AB’nin ihracat ve ithalat rakamları değerlendirildiğinde, Türkiye’nin toplam ticaret hacminde 5. sıradaki yerini koruduğunu görüyoruz. Türkiye İstatistik Kurumu (TÜİK)’nun açıkladığı son verilere göre, AB’ye yapılan ihracat 2016 yılı Eylül ayında önceki yılın aynı dönemine göre yüzde 0,4 artış kaydederek 5 milyar 484 milyon dolar olarak gerçekleşti. İhracattaki aslan payı ise, 1 milyar 137 milyon dolarla Almanya’nın oldu. Almanya’yı 784 milyon dolarla İngiltere, 653 milyon dolar ile İtalya ve 575 milyon dolar ile Irak takip etti.

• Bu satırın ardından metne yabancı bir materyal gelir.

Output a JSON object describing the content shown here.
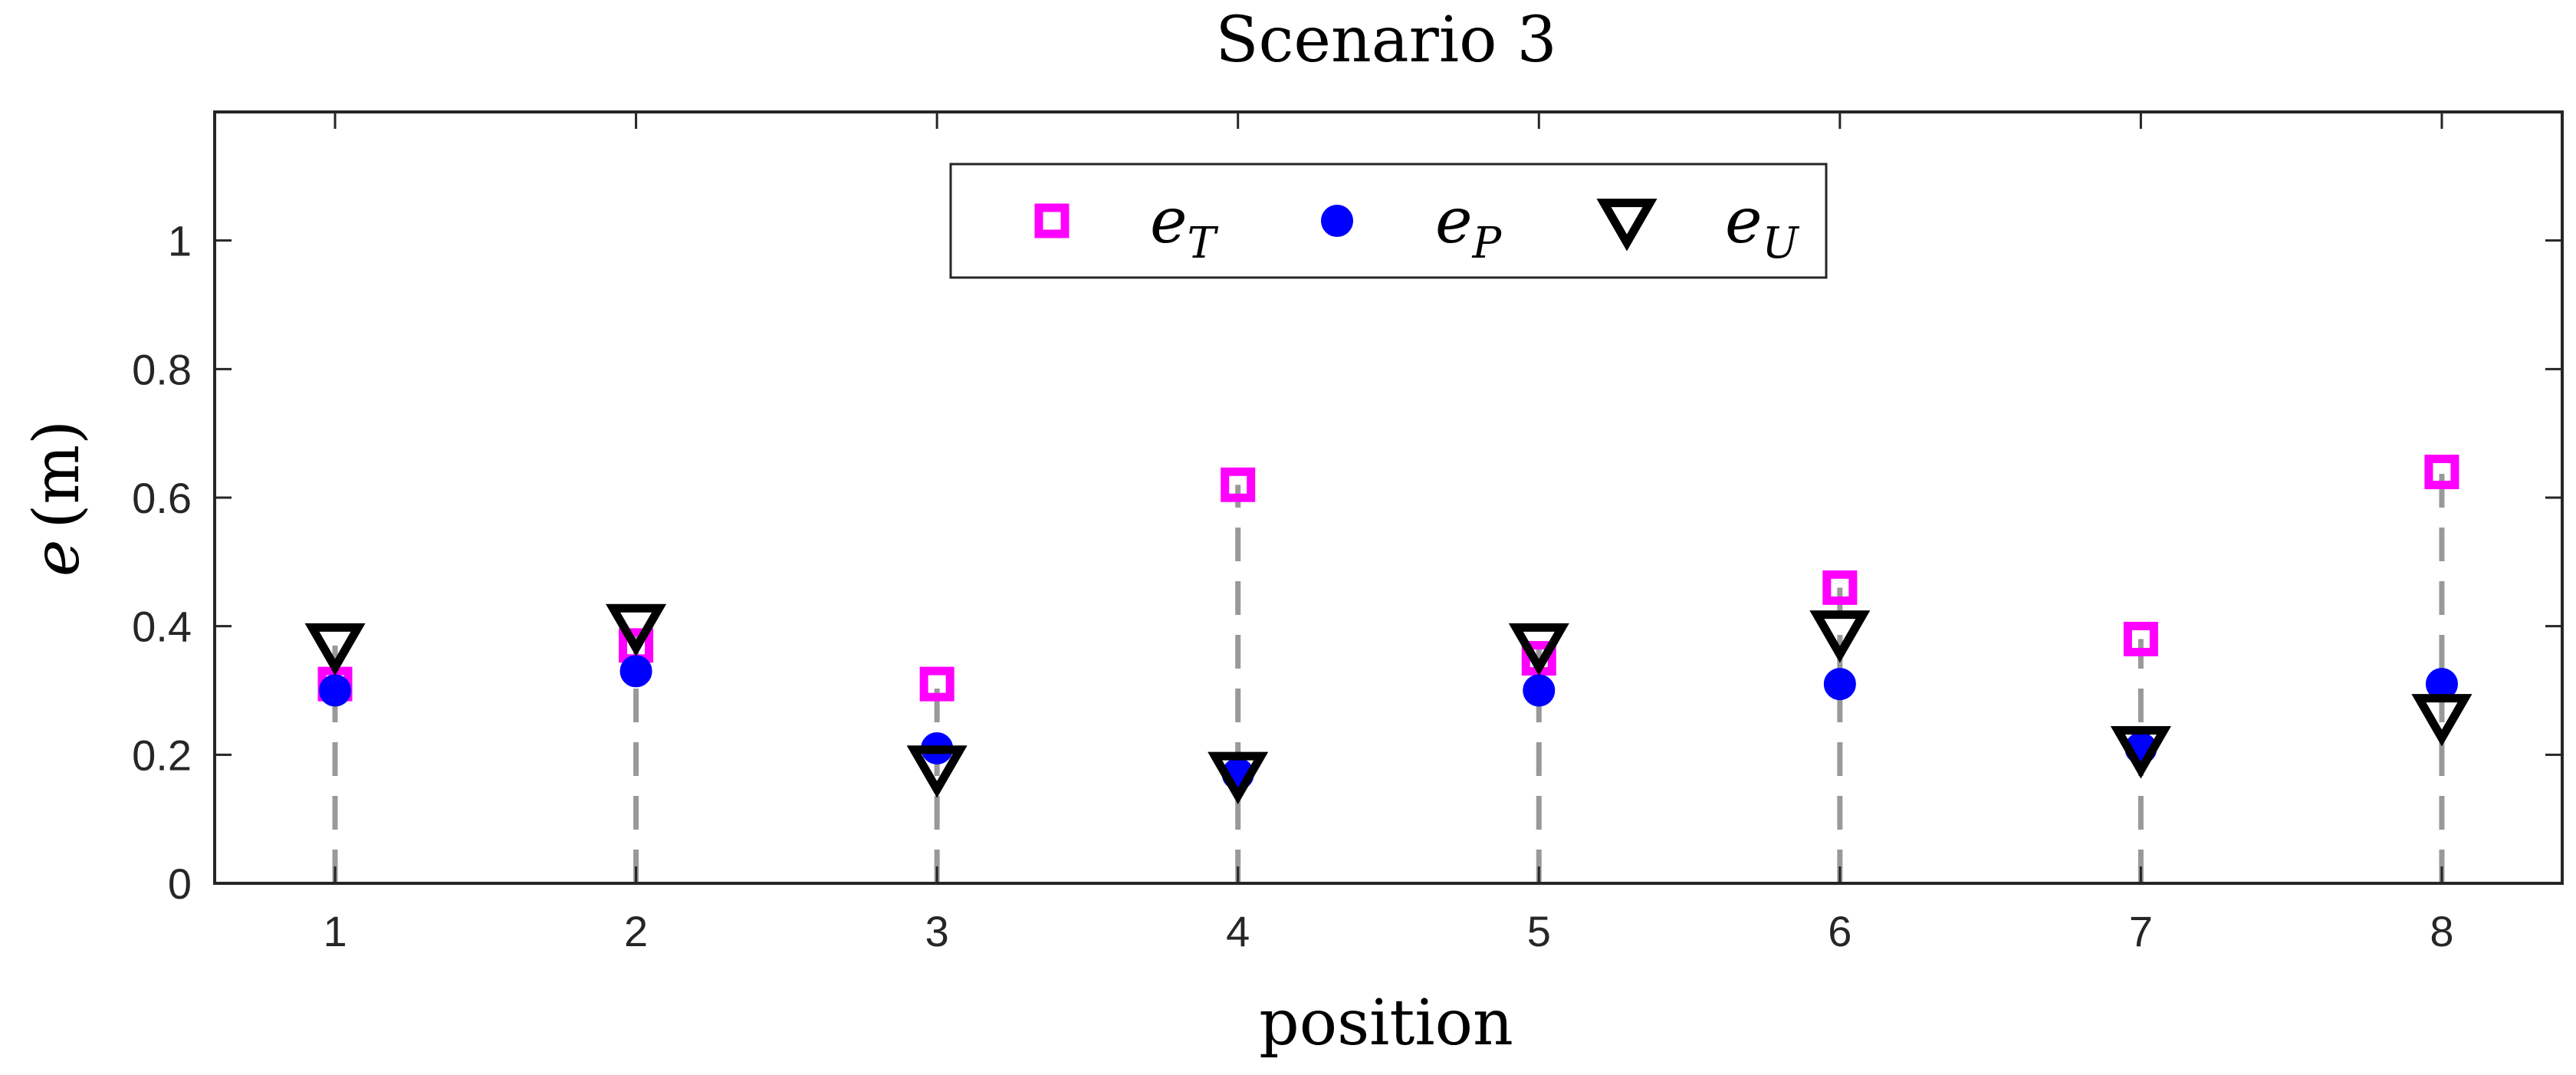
{
  "chart_data": {
    "type": "scatter",
    "title": "Scenario 3",
    "xlabel": "position",
    "ylabel_symbol": "e",
    "ylabel_unit": "(m)",
    "x": [
      1,
      2,
      3,
      4,
      5,
      6,
      7,
      8
    ],
    "xlim": [
      0.6,
      8.4
    ],
    "ylim": [
      0,
      1.2
    ],
    "xticks": [
      "1",
      "2",
      "3",
      "4",
      "5",
      "6",
      "7",
      "8"
    ],
    "yticks": [
      0,
      0.2,
      0.4,
      0.6,
      0.8,
      1
    ],
    "ytick_labels": [
      "0",
      "0.2",
      "0.4",
      "0.6",
      "0.8",
      "1"
    ],
    "legend_position": "top-center",
    "series": [
      {
        "symbol": "e",
        "subscript": "T",
        "marker": "square",
        "color": "#ff00ff",
        "values": [
          0.31,
          0.37,
          0.31,
          0.62,
          0.35,
          0.46,
          0.38,
          0.64
        ]
      },
      {
        "symbol": "e",
        "subscript": "P",
        "marker": "circle",
        "color": "#0000ff",
        "values": [
          0.3,
          0.33,
          0.21,
          0.17,
          0.3,
          0.31,
          0.21,
          0.31
        ]
      },
      {
        "symbol": "e",
        "subscript": "U",
        "marker": "triangle-down",
        "color": "#000000",
        "values": [
          0.37,
          0.4,
          0.18,
          0.17,
          0.37,
          0.39,
          0.21,
          0.26
        ]
      }
    ],
    "stem_color": "#999999"
  }
}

AB’nin ana ticaret ortaklarından biri olan Türkiye 1995’te gümrük birliğine girerek Avrupa ticaretinde payını artırarak önemli bir noktaya ulaşmıştı. Ancak Türkiye- AB ilişkilerinin bozulmasıyla Gümrük Birliği dahil tüm anlaşmaların askıya alınacağı öngörülüyor. Türkiye ekonomisinde önemli bir yeri olan AB ile ilişkilerin bozulması ülke ekonomisinde taşları yerinden oynatabilecek güce sahip. AB ile ekonomik ilişkilerin bir ayağı da doğrudan yatırım girişlerine dayanıyor. Ekonomi Bakanlığı’nın yayınladığı rapora göre, bu yılın Ağustos ayında 272 milyon dolar olan nakit sermaye girişinin; 180 milyon dolarlık bölümünü AB ülkeleri oluşturuyor. Doğrudan sermaye girişinde ihracatta da olduğu gibi aslan payı 59 milyon dolarla Almanya’nın bulunuyor.
AB de Türkiye’ye bağımlı
Türkiye’nin ekonomide AB’ye bağımlı olduğu gibi AB de Türkiye pazarına bağımlı bulunuyor. Resesyon mücadelesini sürdüren AB’nin Brexit şokunu atlatamamışken Türkiye pazarını gözden çıkarması birliği ekonomik bir tehlikeye sürükleyebilir. Ayrıca, hatırlanacağı üzere Lüksemburg Dışişleri Bakanı Jean Asselborn, AB’nin Türkiye’ye ekonomik yaptırım uygulamasının gündeme gelebileceğini söylemişti. Bu sözü edilen yaptırımlar ile ilgili bir detay paylaşılmadı Ancak Türkiye’nin AB’ye ticarette bağımlı olduğu gibi ticarette yaklaşık yüzde 40 oranında Türkiye’ye bağımlı olan AB de, ekonomisi için Türkiye’ye muhtaç. Yani herhangi bir ekonomik yaptırımın uygulanması yıllardan beri borç kriziyle boğuşan AB ekonomisi için de risk oluşturuyor.